By 2003, most audiophiles worldwide only recognize Japanese audio firm STAX for its state-of-the-art electrostatic ear-speakers. Far less publicized since their founding in 1938 is the long prior involvement with microphones, cartridges, tone arms, mic pres, DACs, power amps, CD players, battery power and full-range electrostatic speakers. If pictures are worth a thousand words, then the following gallery from the STAX history archives just saved us from 10,000 redundancies. We keep our stroll down memory lane ultra-brief. In passing, salute your appreciation for the research that's led up to today's review subjects: The SR-303 and SR-404 'phones with matching while interchangeable SRM-313 transistor and SRM-006t tube drive units.


Situated below the $6,265 top Omega II SRS-007 system which, as its nomenclature indicates, sees plenty of action in the British Secret Service, the SR-404 Signature and SR-303 Classic occupy the System II range. This also contains the 202 Basic ($860 with driver). Benefitting from a new 1.35 micron thin diaphragm, the parallel of Martin-Logan or InnerSound full-range headphones is readily made. It's also about as factual as one could expect from a simile. With a published frequency response from 7Hz to 41kHz, both 'phones reproduce sound over a broader bandwidth than most stand-alone speakers - hence their designation as earspeakers rather than headphones seems rather appropriate. The essential outboard drive units provide 60dB of gain and 580V five-pin and 230V 6-pin sockets for left/right signal, return and diaphragm charge respectively. The ribbon-type umbilicals of today's transformer-less 'phones terminate in five gold-plated pins. Those also fit the 6-pin terminals of the older STAX models and could thus be jacked into either. Using the lower-bias NORMAL plug reduces stator voltage and output. Loss of volume -- within sane levels -- can be matched back to the higher output of the PRO ONLY sockets by opening up the attenuator. Alas, there's a distinct loss of raw drive and resolution. Things get softer and fuzzier, as though a new car purchaser opted for the under-powered starter engine rather than doing without the frilly trim extras. The 6-pin sockets should thus purely be regarded as backwards compatabiity for older STAX 'phones.

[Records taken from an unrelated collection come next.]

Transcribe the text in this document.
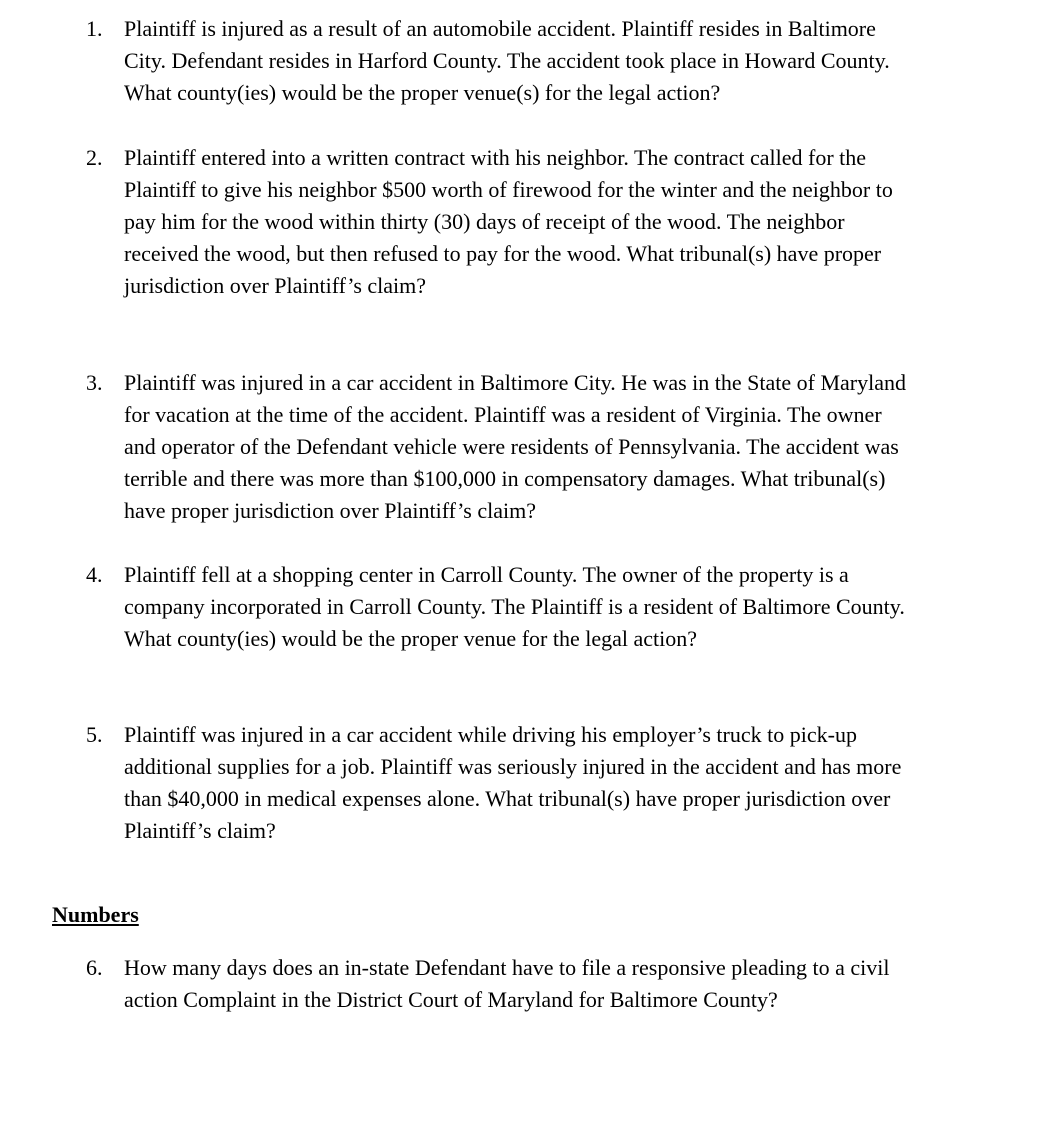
1. Plaintiff is injured as a result of an automobile accident. Plaintiff resides in Baltimore

City. Defendant resides in Harford County. The accident took place in Howard County.

What county(ies) would be the proper venue(s) for the legal action?

2. Plaintiff entered into a written contract with his neighbor. The contract called for the

Plaintiff to give his neighbor $500 worth of firewood for the winter and the neighbor to

pay him for the wood within thirty (30) days of receipt of the wood. The neighbor

received the wood, but then refused to pay for the wood. What tribunal(s) have proper

jurisdiction over Plaintiff’s claim?

3. Plaintiff was injured in a car accident in Baltimore City. He was in the State of Maryland

for vacation at the time of the accident. Plaintiff was a resident of Virginia. The owner

and operator of the Defendant vehicle were residents of Pennsylvania. The accident was

terrible and there was more than $100,000 in compensatory damages. What tribunal(s)

have proper jurisdiction over Plaintiff’s claim?

4. Plaintiff fell at a shopping center in Carroll County. The owner of the property is a

company incorporated in Carroll County. The Plaintiff is a resident of Baltimore County.

What county(ies) would be the proper venue for the legal action?

5. Plaintiff was injured in a car accident while driving his employer’s truck to pick-up

additional supplies for a job. Plaintiff was seriously injured in the accident and has more

than $40,000 in medical expenses alone. What tribunal(s) have proper jurisdiction over

Plaintiff’s claim?

Numbers
6. How many days does an in-state Defendant have to file a responsive pleading to a civil

action Complaint in the District Court of Maryland for Baltimore County?
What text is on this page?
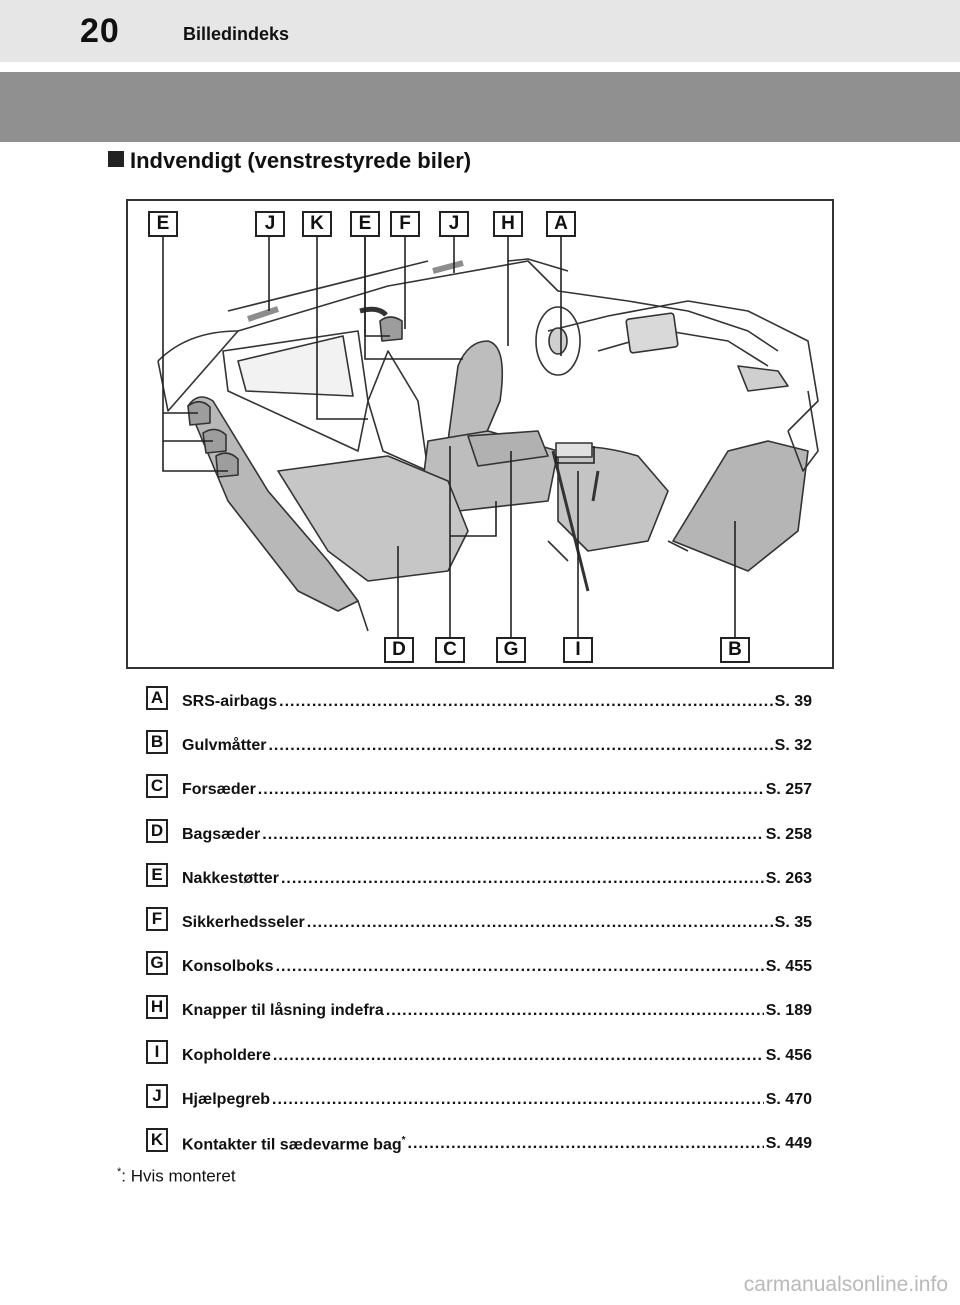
20	Billedindeks
Indvendigt (venstrestyrede biler)
E	J	K	E	F	J	H	A
D	C	G	I	B
A	SRS-airbags .....	S. 39
B	Gulvmåtter .....	S. 32
C	Forsæder .....	S. 257
D	Bagsæder .....	S. 258
E	Nakkestøtter .....	S. 263
F	Sikkerhedsseler .....	S. 35
G Konsolboks .....	S. 455
H	Knapper til låsning indefra .....	S. 189
I	Kopholdere .....	S. 456
J	Hjælpegreb .....	S. 470
K	Kontakter til sædevarme bag* .....	S. 449
*: Hvis monteret
carmanualsonline.info
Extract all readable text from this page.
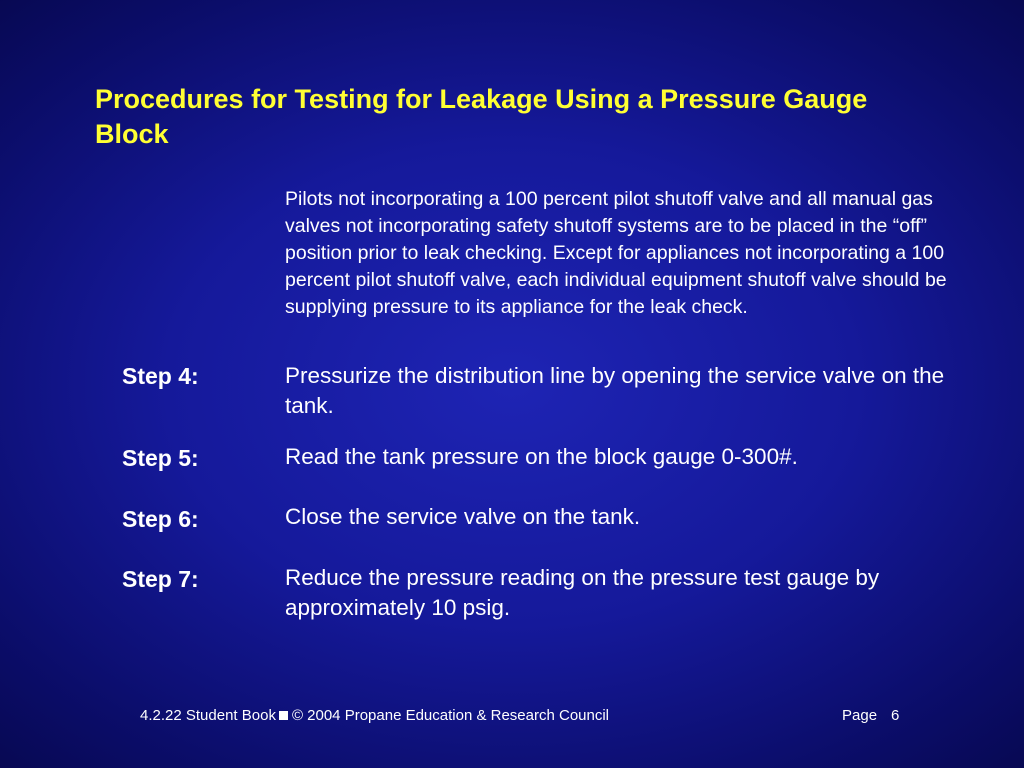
Procedures for Testing for Leakage Using a Pressure Gauge Block
Pilots not incorporating a 100 percent pilot shutoff valve and all manual gas valves not incorporating safety shutoff systems are to be placed in the “off” position prior to leak checking. Except for appliances not incorporating a 100 percent pilot shutoff valve, each individual equipment shutoff valve should be supplying pressure to its appliance for the leak check.
Step 4:	Pressurize the distribution line by opening the service valve on the tank.
Step 5:	Read the tank pressure on the block gauge 0-300#.
Step 6:	Close the service valve on the tank.
Step 7:	Reduce the pressure reading on the pressure test gauge by approximately 10 psig.
4.2.22 Student Book © 2004 Propane Education & Research Council	Page 6
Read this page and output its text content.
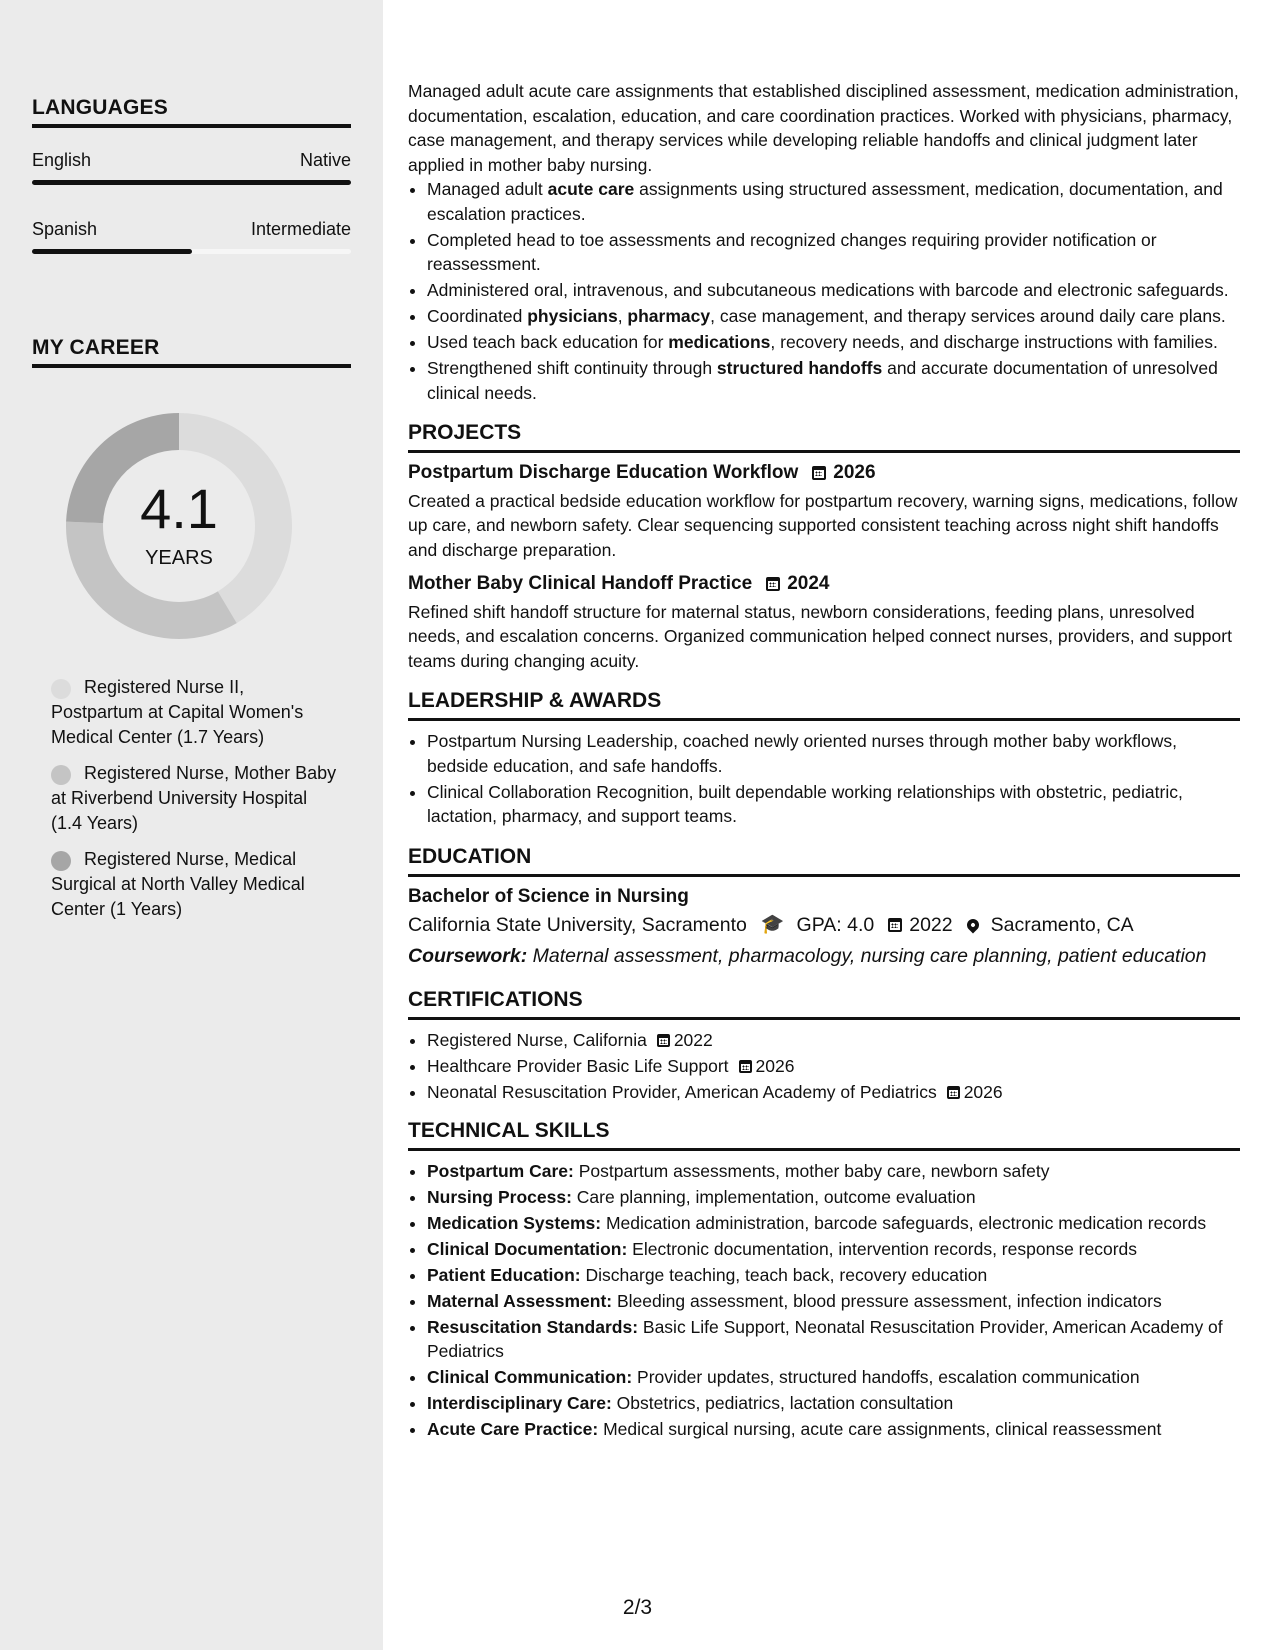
LANGUAGES
English	Native
Spanish	Intermediate
MY CAREER
4.1
YEARS
Registered Nurse II, Postpartum at Capital Women's Medical Center (1.7 Years)
Registered Nurse, Mother Baby at Riverbend University Hospital (1.4 Years)
Registered Nurse, Medical Surgical at North Valley Medical Center (1 Years)

Managed adult acute care assignments that established disciplined assessment, medication administration, documentation, escalation, education, and care coordination practices. Worked with physicians, pharmacy, case management, and therapy services while developing reliable handoffs and clinical judgment later applied in mother baby nursing.

• Managed adult acute care assignments using structured assessment, medication, documentation, and escalation practices.
• Completed head to toe assessments and recognized changes requiring provider notification or reassessment.
• Administered oral, intravenous, and subcutaneous medications with barcode and electronic safeguards.
• Coordinated physicians, pharmacy, case management, and therapy services around daily care plans.
• Used teach back education for medications, recovery needs, and discharge instructions with families.
• Strengthened shift continuity through structured handoffs and accurate documentation of unresolved clinical needs.
PROJECTS
Postpartum Discharge Education Workflow 2026

Created a practical bedside education workflow for postpartum recovery, warning signs, medications, follow up care, and newborn safety. Clear sequencing supported consistent teaching across night shift handoffs and discharge preparation.

Mother Baby Clinical Handoff Practice 2024

Refined shift handoff structure for maternal status, newborn considerations, feeding plans, unresolved needs, and escalation concerns. Organized communication helped connect nurses, providers, and support teams during changing acuity.

LEADERSHIP & AWARDS
• Postpartum Nursing Leadership, coached newly oriented nurses through mother baby workflows, bedside education, and safe handoffs.
• Clinical Collaboration Recognition, built dependable working relationships with obstetric, pediatric, lactation, pharmacy, and support teams.
EDUCATION
Bachelor of Science in Nursing
California State University, Sacramento 🎓 GPA: 4.0 2022 Sacramento, CA
Coursework: Maternal assessment, pharmacology, nursing care planning, patient education
CERTIFICATIONS
• Registered Nurse, California 2022
• Healthcare Provider Basic Life Support 2026
• Neonatal Resuscitation Provider, American Academy of Pediatrics 2026
TECHNICAL SKILLS
• Postpartum Care: Postpartum assessments, mother baby care, newborn safety
• Nursing Process: Care planning, implementation, outcome evaluation
• Medication Systems: Medication administration, barcode safeguards, electronic medication records
• Clinical Documentation: Electronic documentation, intervention records, response records
• Patient Education: Discharge teaching, teach back, recovery education
• Maternal Assessment: Bleeding assessment, blood pressure assessment, infection indicators
• Resuscitation Standards: Basic Life Support, Neonatal Resuscitation Provider, American Academy of Pediatrics
• Clinical Communication: Provider updates, structured handoffs, escalation communication
• Interdisciplinary Care: Obstetrics, pediatrics, lactation consultation
• Acute Care Practice: Medical surgical nursing, acute care assignments, clinical reassessment
2/3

Both driver/amps are outfitted with single-ended RCA-style outputs which I initially mistook for volume-controlled pre-outs. They're not. They're simply "tape outs" or "loop-thrus" for daisy-chaining these headphone amplifiers between source and preamp (or another STAX driver). This smartly obliterates the requirement to have multiple outputs on a source component to feed both a regular preamp and the STAX units. The SRM-313 sports a single input and is designed to drive one pair of STAX earspeakers, via either the PRO or NORMAL outputs. The 6FQ7/ 6CG7 triode-powered SRM-006t can drive two sets of STAX simultaneously. It sports twin PRO and one NORMAL output. It offers two single-ended inputs, one of which is paralleled by an XLR true-balanced set. A slide switch determines single-ended or balanced operation for this second input.


The single-input 313 unit gets away with a single front-mounted power push button sync'd to a miniature red pilot light LED. The twin-input 006t unit adds two discrete input selectors with green LEDs. The 006t employ a "quadrupled double-spindle" attenuator to enable a balanced input without additional transformer. Both units change volume and balance simultaneously. The frontal sliver of the split control affects the left, the larger rear sliver the right channel. You'll always operate this control monolithically since whatever balance offset you might dial in remains fixed thereafter regardless of position - a neat while slightly old-fashioned arrangement.

Having procured the review loaners from US distributor Tats Yamanashi of Yama's Enterprise Inc (Morishita-San of MAL handles Canada), I was specifically charged to compare these two systems. According to Tats, they are the most popular models in the current lineup. As such, an A/B in a formal review context was long overdue. Because these specific earspeakers are freely inter-changeable (in fact, the 006t can power them simultaneously for rapid musical chairs), I would audition four different combinations of phone/amp. I'd source a highly resolved signal from the outputs of the Ortho Spectrum AR-2000 Analogue Reconstructor, passing on converted digits from the Zanden Audio Model 5000 MkIII 16/44 DAC preceded by the Cairn Fog as transport. This chain would be tethered together by Chris Sommovigo's excellent i2digital X-60 cable in the digital domain (BNC-to-BNC; review of his equivalent new HDVX under the Stereovox brand to follow soon). HMS Elektroniks Gran Finale provided analog domain connections (in the case of the 006t, alternately balanced and single-ended).

For comparison back in the more conventional world of dynamic earspeakers, I'd use my beloved (and admittedly not very conventional) AKG K-1000s strapped to the same front-end. As is customary around here, these 'phones would be powered by my Unison Research Unico hybrid 80-watter via a custom length of Stefan Audio Art K-1000 cable terminated with Cardas Rhodium spades. Both Stax amps would draw power from a Furutech RTP-6 via identical Harmonic Technology Fantasy AC-10 cords.